MONTESILVANO. Paura nella notte, tra domenica e lunedì, a Santa Filomena, per un incendio che ha mandato in fumo un ristorante sulla Nazionale. Le fiamme hanno avvolto il ristopub Taverna 664, a pochi passi dall’uscita dell’Asse attrezzato, su corso Umberto. L’allarme è scattato intorno all’una, quando qualcuno, non si sa bene se alcuni passanti o gli stessi residenti della palazzina che ospita il ristorante, si è accorto del fumo. È partita così la chiamata di soccorso. Sul posto sono arrivati i vigili del fuoco, intervenuti con due squadre da Pescara e Montesilvano, che hanno spento le fiamme.

Nel frattempo, però, il rogo aveva già avvolto tutta la struttura di legno esterna della taverna. Sembrano essere stati solo investiti dal fumo, invece, i locali interni dell’attività commerciale, fortunatamente non raggiunti dalle fiamme e la cui stabilità strutturale non è stata compromessa in alcun modo, così come non esiste alcun pericolo per la palazzina al civico 664 di corso Umberto.

Per il momento, non è chiaro se l’incendio sia scaturito per un corto circuito o sia invece di natura dolosa, anche se gli inquirenti propendono per questa seconda ipotesi, dal momento che il ristorante era chiuso per ferie dal 15 gennaio e avrebbe dovuto riaprire al pubblico proprio oggi.
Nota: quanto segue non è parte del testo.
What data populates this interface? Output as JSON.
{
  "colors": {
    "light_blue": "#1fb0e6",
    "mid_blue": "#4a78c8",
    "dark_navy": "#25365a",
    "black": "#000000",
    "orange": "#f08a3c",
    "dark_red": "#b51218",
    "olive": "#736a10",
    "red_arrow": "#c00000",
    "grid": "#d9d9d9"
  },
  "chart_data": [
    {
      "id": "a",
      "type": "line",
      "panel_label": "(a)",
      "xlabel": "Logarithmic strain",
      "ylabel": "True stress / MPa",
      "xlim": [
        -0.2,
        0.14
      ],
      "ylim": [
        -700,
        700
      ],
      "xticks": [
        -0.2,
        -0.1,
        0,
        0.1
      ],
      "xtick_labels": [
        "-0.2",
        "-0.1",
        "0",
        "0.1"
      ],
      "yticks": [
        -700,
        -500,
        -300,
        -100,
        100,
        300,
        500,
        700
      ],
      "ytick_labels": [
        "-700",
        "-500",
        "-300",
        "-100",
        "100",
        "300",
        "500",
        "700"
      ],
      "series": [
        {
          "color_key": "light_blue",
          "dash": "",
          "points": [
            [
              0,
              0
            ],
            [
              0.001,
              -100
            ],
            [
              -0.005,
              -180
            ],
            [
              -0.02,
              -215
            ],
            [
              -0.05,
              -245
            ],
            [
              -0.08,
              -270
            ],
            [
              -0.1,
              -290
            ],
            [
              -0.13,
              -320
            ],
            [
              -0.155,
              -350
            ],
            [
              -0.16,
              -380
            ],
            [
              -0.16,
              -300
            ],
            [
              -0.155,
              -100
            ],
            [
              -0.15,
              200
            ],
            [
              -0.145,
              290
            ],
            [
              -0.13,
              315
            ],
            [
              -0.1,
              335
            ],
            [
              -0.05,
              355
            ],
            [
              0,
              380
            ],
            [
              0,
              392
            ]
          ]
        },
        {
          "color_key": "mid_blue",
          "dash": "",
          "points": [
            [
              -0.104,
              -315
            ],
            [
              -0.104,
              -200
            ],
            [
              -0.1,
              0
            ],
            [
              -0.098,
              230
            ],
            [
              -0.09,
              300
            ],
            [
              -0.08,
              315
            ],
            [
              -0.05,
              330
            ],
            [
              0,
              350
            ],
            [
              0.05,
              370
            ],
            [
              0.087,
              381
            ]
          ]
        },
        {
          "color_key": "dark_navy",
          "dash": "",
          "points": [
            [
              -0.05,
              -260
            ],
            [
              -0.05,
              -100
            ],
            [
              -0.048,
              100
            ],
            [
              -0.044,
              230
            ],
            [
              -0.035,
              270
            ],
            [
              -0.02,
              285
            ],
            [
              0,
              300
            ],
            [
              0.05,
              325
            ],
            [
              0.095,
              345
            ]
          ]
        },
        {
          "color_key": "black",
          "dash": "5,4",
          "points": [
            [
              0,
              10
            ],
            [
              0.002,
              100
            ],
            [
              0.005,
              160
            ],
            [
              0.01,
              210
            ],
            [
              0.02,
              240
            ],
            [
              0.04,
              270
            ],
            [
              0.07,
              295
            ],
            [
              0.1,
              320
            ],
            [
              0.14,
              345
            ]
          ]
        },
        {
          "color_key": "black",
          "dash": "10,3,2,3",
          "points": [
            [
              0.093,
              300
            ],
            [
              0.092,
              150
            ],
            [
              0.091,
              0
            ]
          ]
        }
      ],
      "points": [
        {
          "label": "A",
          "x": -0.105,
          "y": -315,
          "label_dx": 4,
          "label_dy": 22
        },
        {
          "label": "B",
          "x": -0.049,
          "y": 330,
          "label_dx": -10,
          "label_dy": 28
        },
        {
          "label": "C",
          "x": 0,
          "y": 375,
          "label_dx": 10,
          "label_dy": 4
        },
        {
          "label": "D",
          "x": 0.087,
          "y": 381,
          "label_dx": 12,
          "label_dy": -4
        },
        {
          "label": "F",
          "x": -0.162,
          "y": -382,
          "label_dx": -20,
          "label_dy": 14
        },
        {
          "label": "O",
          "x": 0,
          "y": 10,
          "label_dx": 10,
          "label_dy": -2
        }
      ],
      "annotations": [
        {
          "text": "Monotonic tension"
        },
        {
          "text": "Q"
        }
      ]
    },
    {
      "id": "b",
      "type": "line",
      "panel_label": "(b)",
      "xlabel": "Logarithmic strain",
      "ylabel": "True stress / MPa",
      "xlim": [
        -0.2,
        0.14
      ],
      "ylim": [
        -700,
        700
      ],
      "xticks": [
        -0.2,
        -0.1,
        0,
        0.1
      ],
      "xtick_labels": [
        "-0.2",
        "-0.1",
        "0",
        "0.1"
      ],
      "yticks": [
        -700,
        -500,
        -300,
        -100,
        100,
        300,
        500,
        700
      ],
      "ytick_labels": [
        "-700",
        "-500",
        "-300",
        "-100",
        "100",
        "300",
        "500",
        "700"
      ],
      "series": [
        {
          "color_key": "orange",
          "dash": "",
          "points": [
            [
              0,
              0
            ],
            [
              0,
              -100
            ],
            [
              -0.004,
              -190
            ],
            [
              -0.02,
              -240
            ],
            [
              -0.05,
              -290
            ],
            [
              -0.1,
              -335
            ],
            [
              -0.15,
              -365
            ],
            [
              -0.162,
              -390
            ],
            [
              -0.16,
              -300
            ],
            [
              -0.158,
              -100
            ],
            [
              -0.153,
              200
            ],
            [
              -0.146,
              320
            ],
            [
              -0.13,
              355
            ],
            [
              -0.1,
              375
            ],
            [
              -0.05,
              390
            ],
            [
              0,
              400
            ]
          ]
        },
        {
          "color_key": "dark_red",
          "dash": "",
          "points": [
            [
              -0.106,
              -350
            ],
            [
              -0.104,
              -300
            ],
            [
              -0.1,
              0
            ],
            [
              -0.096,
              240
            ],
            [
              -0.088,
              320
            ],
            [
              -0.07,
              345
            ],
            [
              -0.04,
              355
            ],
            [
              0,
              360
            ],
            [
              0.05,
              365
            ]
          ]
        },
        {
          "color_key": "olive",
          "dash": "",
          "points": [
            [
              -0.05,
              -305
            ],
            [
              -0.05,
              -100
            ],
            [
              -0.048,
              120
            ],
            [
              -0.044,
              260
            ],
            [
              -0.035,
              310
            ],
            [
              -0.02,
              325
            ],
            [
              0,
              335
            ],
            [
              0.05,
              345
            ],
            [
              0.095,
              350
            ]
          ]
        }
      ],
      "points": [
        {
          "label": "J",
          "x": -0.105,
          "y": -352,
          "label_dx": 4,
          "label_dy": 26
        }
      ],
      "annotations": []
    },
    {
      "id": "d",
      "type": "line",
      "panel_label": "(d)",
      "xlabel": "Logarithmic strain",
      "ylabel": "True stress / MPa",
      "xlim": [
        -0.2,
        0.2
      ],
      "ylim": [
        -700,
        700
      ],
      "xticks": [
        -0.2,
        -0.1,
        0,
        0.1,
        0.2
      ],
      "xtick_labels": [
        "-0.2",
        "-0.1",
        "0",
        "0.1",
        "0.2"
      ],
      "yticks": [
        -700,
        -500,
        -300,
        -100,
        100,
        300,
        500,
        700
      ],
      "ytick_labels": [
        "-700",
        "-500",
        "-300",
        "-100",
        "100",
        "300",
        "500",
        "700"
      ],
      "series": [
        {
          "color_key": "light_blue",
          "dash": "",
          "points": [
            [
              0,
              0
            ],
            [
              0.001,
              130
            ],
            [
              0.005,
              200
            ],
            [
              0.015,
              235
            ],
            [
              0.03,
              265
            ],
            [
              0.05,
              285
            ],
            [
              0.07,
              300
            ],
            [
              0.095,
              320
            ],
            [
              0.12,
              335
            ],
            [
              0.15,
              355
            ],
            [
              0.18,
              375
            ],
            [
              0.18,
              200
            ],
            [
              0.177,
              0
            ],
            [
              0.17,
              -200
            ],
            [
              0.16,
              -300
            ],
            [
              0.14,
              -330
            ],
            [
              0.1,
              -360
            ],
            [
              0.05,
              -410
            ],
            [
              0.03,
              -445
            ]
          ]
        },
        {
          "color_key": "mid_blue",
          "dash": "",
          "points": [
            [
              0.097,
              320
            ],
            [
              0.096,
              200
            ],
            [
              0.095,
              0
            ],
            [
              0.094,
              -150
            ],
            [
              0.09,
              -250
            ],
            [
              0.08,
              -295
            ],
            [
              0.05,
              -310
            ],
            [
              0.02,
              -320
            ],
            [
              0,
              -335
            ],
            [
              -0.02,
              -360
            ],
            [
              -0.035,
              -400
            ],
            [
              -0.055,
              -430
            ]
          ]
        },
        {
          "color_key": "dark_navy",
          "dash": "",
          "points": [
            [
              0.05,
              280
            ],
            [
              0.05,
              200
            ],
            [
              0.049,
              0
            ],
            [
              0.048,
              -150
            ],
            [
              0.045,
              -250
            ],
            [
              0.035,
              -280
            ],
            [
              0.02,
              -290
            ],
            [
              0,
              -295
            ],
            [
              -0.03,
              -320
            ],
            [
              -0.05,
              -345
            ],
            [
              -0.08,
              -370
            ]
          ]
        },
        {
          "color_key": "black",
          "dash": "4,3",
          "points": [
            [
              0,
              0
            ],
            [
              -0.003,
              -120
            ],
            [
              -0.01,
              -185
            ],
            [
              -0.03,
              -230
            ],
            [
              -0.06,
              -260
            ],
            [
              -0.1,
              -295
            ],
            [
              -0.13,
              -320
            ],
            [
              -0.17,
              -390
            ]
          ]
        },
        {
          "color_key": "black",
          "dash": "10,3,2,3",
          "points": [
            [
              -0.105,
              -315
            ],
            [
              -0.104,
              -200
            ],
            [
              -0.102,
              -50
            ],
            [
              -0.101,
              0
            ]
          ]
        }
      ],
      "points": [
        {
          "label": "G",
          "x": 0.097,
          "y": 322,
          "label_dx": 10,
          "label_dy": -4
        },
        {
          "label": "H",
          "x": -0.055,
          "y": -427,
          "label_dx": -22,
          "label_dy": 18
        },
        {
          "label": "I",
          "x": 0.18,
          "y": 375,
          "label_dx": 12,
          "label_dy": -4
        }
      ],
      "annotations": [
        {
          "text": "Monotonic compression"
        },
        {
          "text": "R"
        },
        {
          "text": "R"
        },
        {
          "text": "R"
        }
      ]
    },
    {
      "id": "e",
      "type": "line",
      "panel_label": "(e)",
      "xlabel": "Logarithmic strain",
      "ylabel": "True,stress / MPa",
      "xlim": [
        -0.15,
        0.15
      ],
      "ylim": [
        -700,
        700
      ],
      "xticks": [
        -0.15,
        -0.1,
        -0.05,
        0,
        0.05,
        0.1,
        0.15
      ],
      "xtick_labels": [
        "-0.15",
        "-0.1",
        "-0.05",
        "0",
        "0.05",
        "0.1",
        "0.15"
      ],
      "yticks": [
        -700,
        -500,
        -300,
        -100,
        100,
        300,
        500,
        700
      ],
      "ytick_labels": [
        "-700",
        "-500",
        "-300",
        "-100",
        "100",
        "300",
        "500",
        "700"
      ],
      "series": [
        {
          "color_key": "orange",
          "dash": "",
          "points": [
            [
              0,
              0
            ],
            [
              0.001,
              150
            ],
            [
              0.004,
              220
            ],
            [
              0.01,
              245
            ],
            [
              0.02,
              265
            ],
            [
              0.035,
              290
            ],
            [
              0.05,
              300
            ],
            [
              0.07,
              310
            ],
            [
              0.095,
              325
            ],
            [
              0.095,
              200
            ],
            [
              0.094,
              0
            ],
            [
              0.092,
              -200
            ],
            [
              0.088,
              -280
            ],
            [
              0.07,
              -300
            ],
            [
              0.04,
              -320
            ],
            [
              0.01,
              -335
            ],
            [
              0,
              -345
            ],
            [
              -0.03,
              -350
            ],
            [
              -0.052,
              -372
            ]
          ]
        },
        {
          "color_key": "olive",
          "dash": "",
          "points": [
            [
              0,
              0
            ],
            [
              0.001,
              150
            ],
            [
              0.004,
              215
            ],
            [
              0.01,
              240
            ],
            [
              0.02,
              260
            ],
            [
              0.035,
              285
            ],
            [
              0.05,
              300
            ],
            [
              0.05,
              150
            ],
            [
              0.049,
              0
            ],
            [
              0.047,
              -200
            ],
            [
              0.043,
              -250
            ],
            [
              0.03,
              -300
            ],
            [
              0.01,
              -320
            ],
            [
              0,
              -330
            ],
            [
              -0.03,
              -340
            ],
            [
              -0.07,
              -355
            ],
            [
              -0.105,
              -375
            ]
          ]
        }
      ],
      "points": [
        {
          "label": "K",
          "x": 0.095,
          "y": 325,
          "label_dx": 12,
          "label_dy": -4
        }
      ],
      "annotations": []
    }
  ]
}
Appare più verosimile, dunque, che ad appiccare il fuoco a stata la mano di qualcuno intenzionato a colpire l'esercizio commerciale, di cui è titolare della taverna una donna di 40 anni, o più semplicemente un atto vandalico. Da una prima verifica sembra inoltre che l’attività non sia assicurata per questo genere di incidente, così come restano da quantificare i danni.

A fare luce sulla vicenda saranno ora i carabinieri di Montesilvano, coordinati dal comandante Vincenzo Falce, che intanto ieri hanno tratto in arresto un uomo, sempre nella città adriatica. Si tratta di un rumeno di 23 anni, Alexandru Yaneu, sorpreso a rubare in un supermercato.

Il furto si è verificato ieri, intorno alle 14, nel Conad di via Vestina, e ad allertare le forze dell’ordine è stato lo stesso direttore del punto vendita, il quale aveva notato un giovane che stava nascondendo della merce in uno zainetto e ha subito chiamato i militari. Il direttore ha poi bloccato il ladro all’altezza delle casse, in attesa delle forze dell’ordine che, una volta arrivate, hanno accertato che l’uomo stava cercando di portar via circa 150 euro di merci. Il rumeno, con diversi precedenti anche contro il patrimonio e senza fissa dimora, è stato arrestato.